Received FDA clearance of INDs for TSC-102-A01 and TSC-102-A03 targeting CD45, for patients with HLA types A*01:01 and A*03:01

Plans to initiate Phase 1 study of both TSC-102 candidates in the second half of 2026

WALTHAM, Mass., Feb. 26, 2026 (GLOBE NEWSWIRE) -- TScan Therapeutics, Inc. (NASDAQ:TCRX), a clinical-stage biotechnology company focused on the development of T cell receptor (TCR)-engineered T cell (TCR-T) therapies for the treatment of patients with cancer, today announced completion of enrollment into Cohort C of the ALLOHA™ study.
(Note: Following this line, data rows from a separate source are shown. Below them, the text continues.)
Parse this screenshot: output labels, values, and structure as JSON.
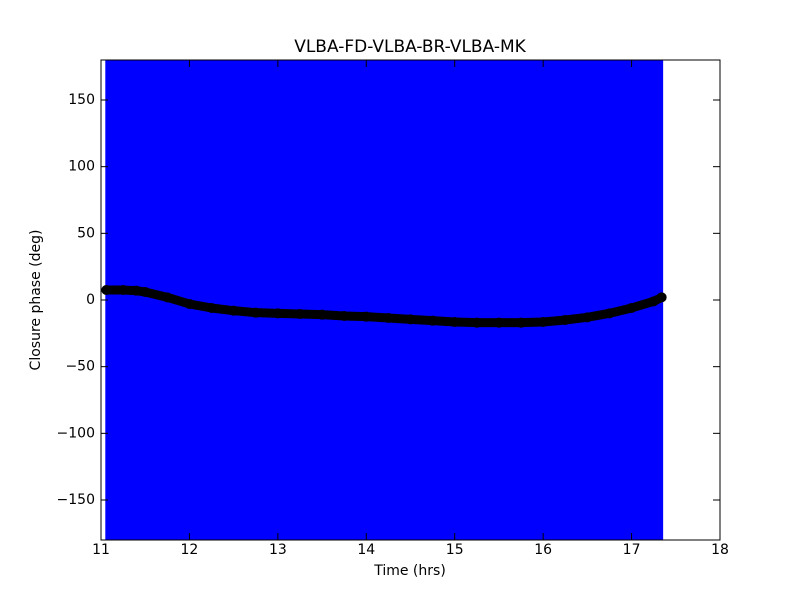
{
  "chart_data": {
    "type": "errorbar",
    "title": "VLBA-FD-VLBA-BR-VLBA-MK",
    "xlabel": "Time (hrs)",
    "ylabel": "Closure phase (deg)",
    "xlim": [
      11,
      18
    ],
    "xticks": [
      11,
      12,
      13,
      14,
      15,
      16,
      17,
      18
    ],
    "ylim": [
      -180,
      180
    ],
    "yticks": [
      {
        "value": -150,
        "label": "−150"
      },
      {
        "value": -100,
        "label": "−100"
      },
      {
        "value": -50,
        "label": "−50"
      },
      0,
      50,
      100,
      150
    ],
    "series": [
      {
        "color": "#000000",
        "error_color": "#0000ff",
        "x": [
          11.06,
          11.25,
          11.4,
          11.5,
          11.75,
          12.0,
          12.25,
          12.5,
          12.75,
          13.0,
          13.25,
          13.5,
          13.75,
          14.0,
          14.25,
          14.5,
          14.75,
          15.0,
          15.25,
          15.5,
          15.75,
          16.0,
          16.25,
          16.5,
          16.75,
          17.0,
          17.25,
          17.34
        ],
        "values": [
          7.5,
          7.5,
          7,
          6,
          2,
          -3,
          -6,
          -8,
          -9.5,
          -10,
          -10.5,
          -11,
          -12,
          -12.5,
          -13.5,
          -14.5,
          -15.5,
          -16.5,
          -17,
          -17,
          -17,
          -16.5,
          -15,
          -13,
          -10,
          -6,
          -1,
          2
        ],
        "errors": [
          200,
          200,
          200,
          200,
          200,
          200,
          200,
          200,
          200,
          200,
          200,
          200,
          200,
          200,
          200,
          200,
          200,
          200,
          200,
          200,
          200,
          200,
          200,
          200,
          200,
          200,
          200,
          200
        ]
      }
    ]
  }
}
Patients in Cohort C are being treated using the new commercial-ready manufacturing process. The Company also announced that the U.S. Food and Drug Administration (FDA) has cleared its investigational new drug (IND) applications for TSC-102-A01 and TSC-102-A03 for patients with HLA types A*01:01 and A*03:01, respectively.